How is cardiomyopathy diagnosed?

X-rays generally show an enlarged heart, predominantly on the left side.
There may however be no abnormalities on radiographs, on physical exam, or on the resting electrogardiogram. A heart scan (echo) is the only way to definitively diagnose DCM. If cardiomyopathy is suspected and all routine diagnostic tests are normal, a 24 hour ambulatory electrocardiogram ( a Holter monitor) is recommended. The unobtrusive monitor is worn by the dog during its normal activities, and records irregular heart rhythms.

How is cardiomyopathy treated?

Decisions about treatment are based on several factors: whether the dog is showing clinical signs such as weakness or collapse, what arrhythmias are seen on the electrocardiogram, and whether congestive heart failure is present. If your dog has an abnormal heart rhythm without any evidence of congestive heart failure, your veterinarian may prescribe anti-arrhythmic drugs, depending on the severity of the arrhythmia.

Episodes of collapse indicate a serious arrhythmia and must be treated as an emergency.
Treatment for dogs with signs of congestive heart failure involves rest, diet restrictions, and drugs to stabilize and support the failing heart as well as to control the arrhythmias. If low doses of anti-arrhythmic drugs are effective, then the heart can often be stabilized. Serious ventricular arrhythmias that can only be controlled by high doses of anti-arrhythmic drugs have a poorer prognosis.

Breeding advice

Affected individuals and their parents should not be used for breeding. Siblings should only be used after careful screening.
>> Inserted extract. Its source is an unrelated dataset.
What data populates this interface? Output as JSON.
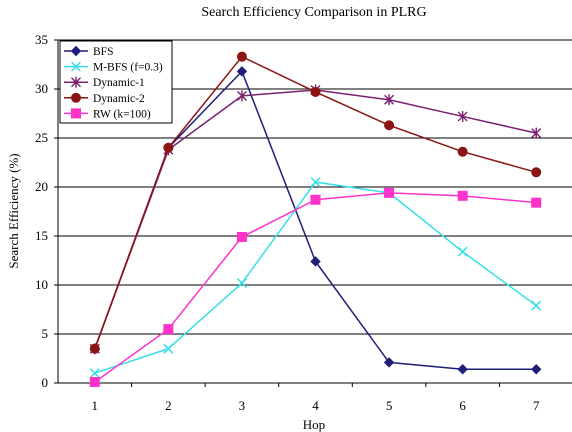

How can cardiomyopathy be controlled?

There are ways to approach the control of this disease. Although signs of heart failure are often not evident until middle age, abnormalities on the electrocardiogram are often apparent earlier. Danes with a family history of cardiomyopathy, breeding animals should be evaluated yearly for evidence of cardiac arryhthmias, using an ambulatory (Holter) monitor if possible. Dogs in which occult dilated cardiomyopathy has been identified (ie. no clinical signs) should not be used for breeding.